Nepal has proportionally more hindus than even India, making it the the most hindu country in the world. Hinduism, considered the oldest “religion”, is really hard to grasp completely for the average non Hindu ; we decided to just observe how much this is ingrained in their daily lives from very early in the morning when women come to small outdoor shrines all over the city ringing bells with offerings to the gods, or lighting candles in the temples, or offering tikkas (that red dot on someones forehead) to family members. It is fascinating to watch how people relate with deities and superpowers in a way we were not used to see.
Also, male and female public interaction is almost non-existent in the country. Men and women rarely are seen in public talking with one another. I don’t think it’s taboo, but you just don’t see it. However, male and male interaction is constantly in front of you, especially in the cities. Even though homosexuality is somewhat accepted here, I do not believe what I was seeing is “homosexual behavior”. Men walk down the street holding hands or their arms are linked at the elbow or one guy has his arm around the other guys shoulder. It’s similar to what Jason saw in Dubai years ago with men also holding hands. It really is fascinating and quite foreign to the way we have grown up.

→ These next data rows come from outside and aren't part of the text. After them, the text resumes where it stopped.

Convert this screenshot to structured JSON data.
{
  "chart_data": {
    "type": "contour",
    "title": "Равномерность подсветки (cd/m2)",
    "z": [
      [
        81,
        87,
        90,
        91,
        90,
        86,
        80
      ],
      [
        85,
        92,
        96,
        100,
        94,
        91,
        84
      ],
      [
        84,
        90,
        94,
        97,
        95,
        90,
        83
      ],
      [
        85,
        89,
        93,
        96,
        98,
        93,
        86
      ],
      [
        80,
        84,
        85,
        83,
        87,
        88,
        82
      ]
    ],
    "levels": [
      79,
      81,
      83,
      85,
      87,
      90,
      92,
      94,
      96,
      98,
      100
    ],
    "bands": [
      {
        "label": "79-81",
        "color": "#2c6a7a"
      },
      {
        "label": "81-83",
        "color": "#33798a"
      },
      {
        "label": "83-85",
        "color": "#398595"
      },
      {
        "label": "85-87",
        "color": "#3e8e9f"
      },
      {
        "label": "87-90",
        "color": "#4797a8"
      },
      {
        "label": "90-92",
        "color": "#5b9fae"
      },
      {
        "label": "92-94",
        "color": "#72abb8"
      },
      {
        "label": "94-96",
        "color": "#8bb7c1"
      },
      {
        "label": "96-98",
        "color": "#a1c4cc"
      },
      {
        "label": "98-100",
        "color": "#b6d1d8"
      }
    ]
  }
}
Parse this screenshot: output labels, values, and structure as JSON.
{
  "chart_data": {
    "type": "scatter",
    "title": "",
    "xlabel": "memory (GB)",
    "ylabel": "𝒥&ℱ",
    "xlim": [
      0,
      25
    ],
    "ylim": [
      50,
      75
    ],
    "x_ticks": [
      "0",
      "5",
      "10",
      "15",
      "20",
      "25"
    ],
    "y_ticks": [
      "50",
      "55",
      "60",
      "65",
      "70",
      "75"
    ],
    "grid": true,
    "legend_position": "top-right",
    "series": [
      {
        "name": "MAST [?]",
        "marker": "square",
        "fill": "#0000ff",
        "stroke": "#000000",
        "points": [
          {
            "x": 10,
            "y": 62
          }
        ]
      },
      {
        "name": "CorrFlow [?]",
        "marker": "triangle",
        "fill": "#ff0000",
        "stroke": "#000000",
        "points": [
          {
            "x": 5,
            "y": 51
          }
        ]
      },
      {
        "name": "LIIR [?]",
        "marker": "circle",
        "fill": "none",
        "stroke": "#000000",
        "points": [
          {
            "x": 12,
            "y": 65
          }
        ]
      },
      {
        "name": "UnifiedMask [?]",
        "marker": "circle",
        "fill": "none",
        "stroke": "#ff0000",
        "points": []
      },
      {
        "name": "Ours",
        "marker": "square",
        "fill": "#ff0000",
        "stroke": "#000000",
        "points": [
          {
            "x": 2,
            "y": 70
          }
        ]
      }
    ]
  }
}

Traveling in Nepal after South America was a blessing (money-wise); Nepalis would say Ganesh, the remover of obstacles, had granted us some good luck. Our money went quite far as the country’s currency is called Nepali rupee and 1 US dollar will get you around 85 rupees. Nepal has two main beers: Everest and Ghorka. The one that taste the least like water is Ghorka and it cost between US$ 2-4 for a 20oz bottle . A plate of Dhal Bhat (rice and lentil soup with some curry vegetables) cost around 3 dollars and if you had chicken it was a dollar more expensive. Budget rooms in Kathamandu cost around US$ 6-10.